只是這藤條十分粗壯,它們盤根錯節爬在墻壁,構成了一副十分抽象的畫作。
從墻壁延伸到穹頂的枝條仿佛潔白的穹頂給它們渡上的一層玉色,從此前的淺綠變成了潔白的顏色。
它們在空中垂落下來,其上開滿了菟絲花。
只在頂端垂落到其下一個玉石祭臺設置供禮的托盤之上,綴著五顆潔白如玉的菟絲果。
兩顆在中心小巧地依偎著,外圍三顆大一些的如守衛一般守護。
單只是這么看著,這菟絲果毫無靈潤,看起來不過是普通凡果而已。
但是這個結構讓顧長夏想起來之前那神島秘境之中,她奪取鑰匙時,那四朵粉色花朵的布置與眼前所見居然有異曲同工之妙。
她不覺看向大師兄。
這次他是否也想到其中一枚菟絲果
大師兄看她一眼,美麗紅潮涌上臉頰,輕輕點了點頭。
之前那粉色花朵的作用到底是什么,因為忙著給師尊他們拔除鬼氣,她一時忘了問大師兄。
此時當然顧不得這些。
顧長夏發覺,之前與大師兄爭奪粉色花朵的三人已經開始行動。
連瑭繞著蓮池去了左側,在懸空的能容納一人站立的石壁窗口站立。
容飛度和宋寒云則繞道蓮池右側,也是分別站立一處窗口。
花無容他們這四大護法倒仍舊站于進門入口的平臺,看那個站位,應該是要干擾她跟大師兄奪寶。
只有容星衡興致缺缺地涼笑了一聲,病歪歪地靠在門邊看向外側的桐花,顯得尤其輕松自在。
“我幫你一次如何”
看似不想參與這場爭奪,他卻如此暗語過來。
“什么意思”顧長夏神識問他。
“一會你自然就知道了。
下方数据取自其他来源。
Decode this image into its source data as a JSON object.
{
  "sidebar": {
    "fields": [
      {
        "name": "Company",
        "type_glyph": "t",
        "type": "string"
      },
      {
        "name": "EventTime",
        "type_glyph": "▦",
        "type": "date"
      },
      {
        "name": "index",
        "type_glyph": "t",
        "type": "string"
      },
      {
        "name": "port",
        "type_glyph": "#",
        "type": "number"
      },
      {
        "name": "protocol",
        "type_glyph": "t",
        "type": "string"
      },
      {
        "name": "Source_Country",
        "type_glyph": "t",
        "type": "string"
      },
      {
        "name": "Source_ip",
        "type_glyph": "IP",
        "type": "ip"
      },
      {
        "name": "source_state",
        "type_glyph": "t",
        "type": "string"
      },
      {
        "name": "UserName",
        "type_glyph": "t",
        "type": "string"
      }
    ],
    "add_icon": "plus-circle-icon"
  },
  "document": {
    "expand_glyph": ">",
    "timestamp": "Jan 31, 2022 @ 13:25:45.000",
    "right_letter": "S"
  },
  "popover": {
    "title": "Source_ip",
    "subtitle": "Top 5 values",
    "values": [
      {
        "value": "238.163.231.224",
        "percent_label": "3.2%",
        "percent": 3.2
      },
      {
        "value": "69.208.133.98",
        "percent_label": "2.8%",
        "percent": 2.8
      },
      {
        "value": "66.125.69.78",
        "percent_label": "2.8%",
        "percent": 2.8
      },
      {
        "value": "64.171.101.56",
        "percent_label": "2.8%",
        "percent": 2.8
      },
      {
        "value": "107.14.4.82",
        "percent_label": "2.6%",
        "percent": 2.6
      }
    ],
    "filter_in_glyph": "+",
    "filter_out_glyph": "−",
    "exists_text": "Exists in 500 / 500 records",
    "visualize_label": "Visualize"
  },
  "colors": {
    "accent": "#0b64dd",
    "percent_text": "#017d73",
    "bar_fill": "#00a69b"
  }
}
不過,加上這回人情,除了替我治病,你還得給我祛除鬼氣是否成交”
容星衡這話,顧長夏沒遲疑就答應了。
她喜歡這種二五仔。
不過也不全信這小子,與大師兄對視一眼,她便轉向他身后,面向花無容他們。
聶無心氣得精致額角攀上青筋。
“你以為憑你一人,能阻擋得了我們”
“不試試怎么知道”對打斗這種事,說實話她并不擅長,一直忙著修習醫術,沒顧得上這些。之前都是憑著勇氣闖秘境而已。
不過大師兄說無妨,他如此篤定,應該沒事。
她只需要擋住這四人幾招便是。
雖然沒什么把握,但此時此刻
她不覺看一眼花無容。雖然上一回在秘境那顆解毒丸就是在試探和挑撥離間,但她期望花無容能夠投桃報李
花無容漂亮的桃花眼微閃,微微垂下了眼眸。潮紅之色,卻漸漸攀上她冶艷俊秀的臉盤。
聶無心見此,不由得痛心疾首起來,對花無容憤憤不平地道。
“一會打起來,你不許再給這女人放水”
此話引起了蕭無情和江無艷的共鳴,他們都看向花無容。
花無容臉頰微扭了扭,似不愿被如此拆穿,眉梢閃過狠辣之色,他垂眸點頭。
聶無心根本不信他。“罷了,也不指望你,你只要不胳膊肘往外拐就行。”
這話蕭無情狠狠地點頭了,江無艷似乎有些想笑,但是板著臉憋住了。